I'm studying constrained extrema for functions of two variables and with a single constraint(of equality). So I have a function $f$ and I have to find its constrained extrema in the restriction $E_0=\{(x,y)|g(x,y)=0\}$ where $f,g:A\subseteq \mathbb{R}\to \mathbb{R} $ and $f,g \in C^1(A)$ (where $A$ is open). If $g(x_0,y_0)=0$ and $\nabla g(x_0,y_0)\neq 0$(in this case the point $(x_0,y_0)$ is called regular), by implicit function theorem I can parametrize $E_0$ in a neighborhood of $(x_0,y_0)$, so let's call this curve $\gamma:\mathbf{r}(t)$ (Without loss of generality $\mathbf{r}(0)=(x_0,y_0)$) . A constrained stationary point is regular point such that $(f \circ \mathbf{r})'(t)=0$. Clearly this is equivalent to $\langle \nabla f(x_0,y_0),\mathbf{r}'(0) \rangle=0$. Then my book says that this is equivalent to the fact that "the derivative of $f$ along the direction that is tangent to $E_0$ in $(x_0,y_0)$ is $0$". I think that the book used the fact that: $$ \langle \nabla f(x_0,y_0),\mathbf{r}'(0) \rangle=D_{\mathbf{r}'(0)} f(x_0,y_0)=0 $$ But this is valid iff $\mathbf{r}'(0)\neq \mathbf{0}$. How do we know that? If $\mathbf{r}'(0)= \mathbf{0}$, then it doesn't correspond to a direction. This is giving me many difficulties. Thank you in advance.

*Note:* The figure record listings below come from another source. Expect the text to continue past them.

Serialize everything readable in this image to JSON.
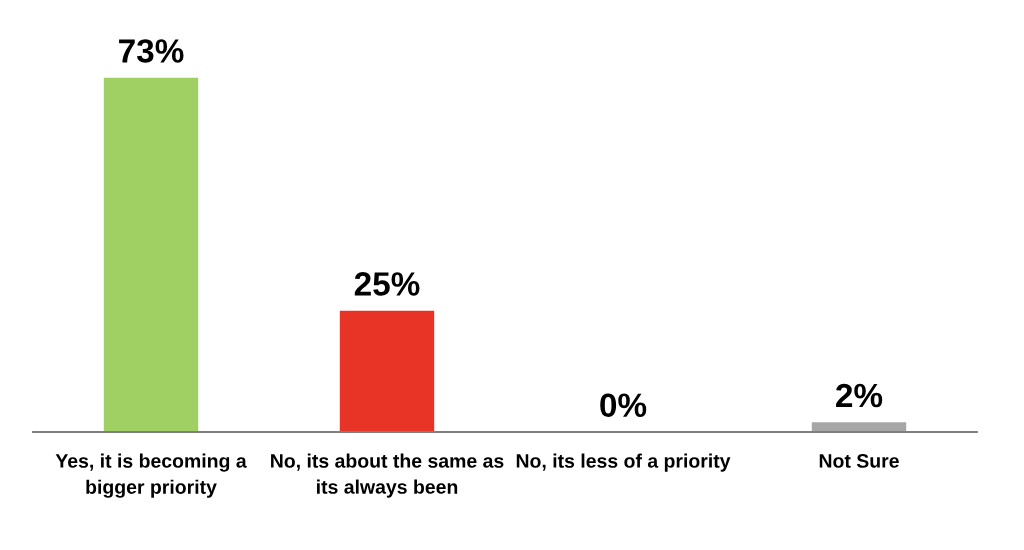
{
  "chart_data": {
    "type": "bar",
    "categories": [
      "Yes, it is becoming a\nbigger priority",
      "No, its about the same as\nits always been",
      "No, its less of a priority",
      "Not Sure"
    ],
    "values": [
      73,
      25,
      0,
      2
    ],
    "colors": [
      "#a0cf63",
      "#e83427",
      null,
      "#a6a6a6"
    ],
    "value_labels": [
      "73%",
      "25%",
      "0%",
      "2%"
    ],
    "tick_labels": "x"
  }
}
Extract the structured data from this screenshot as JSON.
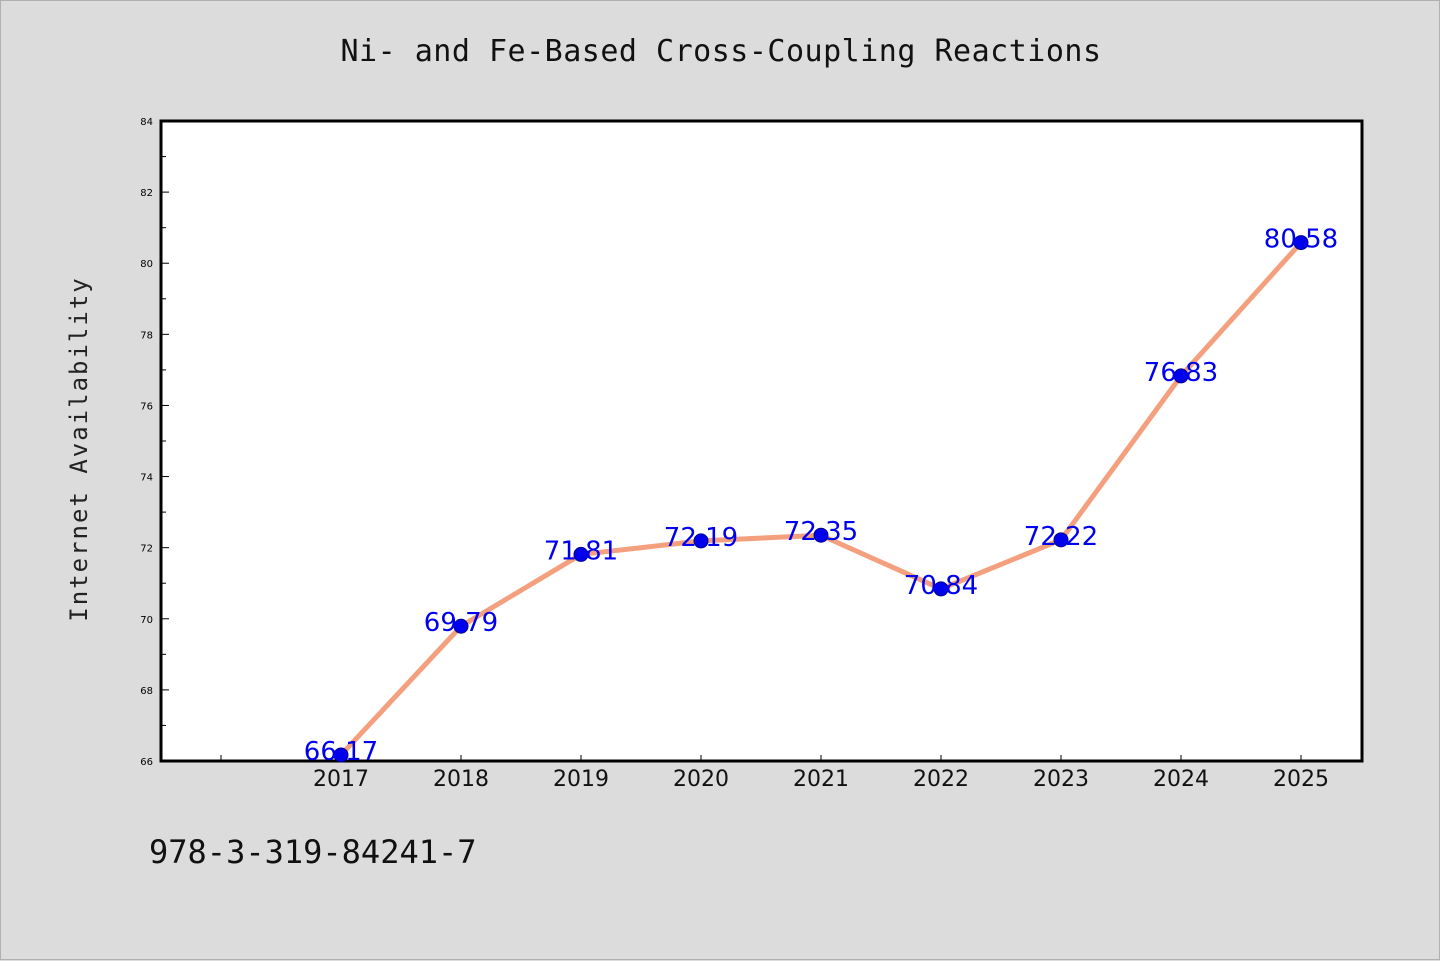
{
  "title": "Ni- and Fe-Based Cross-Coupling Reactions",
  "footer_code": "978-3-319-84241-7",
  "colors": {
    "line": "#f4a07e",
    "marker": "#0000ee",
    "label": "#0000ee",
    "plot_bg": "#ffffff",
    "page_bg": "#dcdcdc"
  },
  "chart_data": {
    "type": "line",
    "title": "Ni- and Fe-Based Cross-Coupling Reactions",
    "xlabel": "",
    "ylabel": "Internet Availability",
    "categories": [
      "2017",
      "2018",
      "2019",
      "2020",
      "2021",
      "2022",
      "2023",
      "2024",
      "2025"
    ],
    "values": [
      66.17,
      69.79,
      71.81,
      72.19,
      72.35,
      70.84,
      72.22,
      76.83,
      80.58
    ],
    "value_labels": [
      "66.17",
      "69.79",
      "71.81",
      "72.19",
      "72.35",
      "70.84",
      "72.22",
      "76.83",
      "80.58"
    ],
    "ylim": [
      66,
      84
    ],
    "y_ticks": [
      66,
      68,
      70,
      72,
      74,
      76,
      78,
      80,
      82,
      84
    ],
    "grid": false,
    "legend": "none"
  }
}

Edit: Now that I think about it the geometric intepretation of $\mathbf {r}'(t)$ is the tangent vector in $\mathbf{r}(t)$ to the curve $\gamma$, what would it mean if $\mathbf{r}'(t)=0$, geometrically.

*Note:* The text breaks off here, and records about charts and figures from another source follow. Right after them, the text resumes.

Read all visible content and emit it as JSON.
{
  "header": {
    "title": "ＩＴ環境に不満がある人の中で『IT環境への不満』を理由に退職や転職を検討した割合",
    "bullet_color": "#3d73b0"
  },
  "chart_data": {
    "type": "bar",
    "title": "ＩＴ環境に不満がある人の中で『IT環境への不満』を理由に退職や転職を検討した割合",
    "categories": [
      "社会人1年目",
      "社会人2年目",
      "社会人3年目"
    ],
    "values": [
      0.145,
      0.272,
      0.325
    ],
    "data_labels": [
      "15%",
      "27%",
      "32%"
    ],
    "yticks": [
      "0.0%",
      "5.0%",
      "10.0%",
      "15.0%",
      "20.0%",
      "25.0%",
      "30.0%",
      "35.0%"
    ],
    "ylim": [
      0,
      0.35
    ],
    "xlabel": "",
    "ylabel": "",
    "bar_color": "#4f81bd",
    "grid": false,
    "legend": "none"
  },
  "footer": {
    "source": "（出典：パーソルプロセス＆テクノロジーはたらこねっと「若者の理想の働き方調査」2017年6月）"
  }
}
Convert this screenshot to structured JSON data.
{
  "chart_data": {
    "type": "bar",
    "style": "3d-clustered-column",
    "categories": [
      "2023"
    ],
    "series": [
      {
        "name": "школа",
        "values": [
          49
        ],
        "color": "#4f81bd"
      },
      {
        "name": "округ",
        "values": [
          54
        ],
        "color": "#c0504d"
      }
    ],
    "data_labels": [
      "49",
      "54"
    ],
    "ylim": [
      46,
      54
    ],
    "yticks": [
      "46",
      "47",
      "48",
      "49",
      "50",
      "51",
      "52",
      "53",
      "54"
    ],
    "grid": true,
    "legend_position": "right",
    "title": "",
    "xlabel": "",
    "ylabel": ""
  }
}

You can of course assume ${\bf r}'(0)\ne{\bf 0}$. This comes from the implicit function theorem:
When $\nabla g(x_0,y_0)\ne{\bf 0}$ you have, e.g., $g_y(x_0,y_0)\ne0$. This implies that there is a window $$W:=[x_0-h,x_0+h]\times[y_0-h,y_0+h]\subset{\mathbb R}^2$$ and a $C^1$ function $$\psi:\quad[x_0-h,x_0+h]\to[y_0-h,y_0+h],\qquad x\mapsto y=\psi(x);\qquad\psi(x_0)=y_0,$$ such that the set $\bigl\{(x,y)\in W\bigm| g(x,y)=0\bigr\}$ coincides with the graph of $\psi$. This implies that you can take $$\gamma:\quad[x_0-h,x_0+h]\to W, \qquad x\mapsto {\bf r}(x):=\bigl(x,\psi(x)\bigr)\qquad(x_0-h<x<x_0+h)$$ in your proof. Here ${\bf r}'(x)=(1,\psi'(x))\ne{\bf 0}$.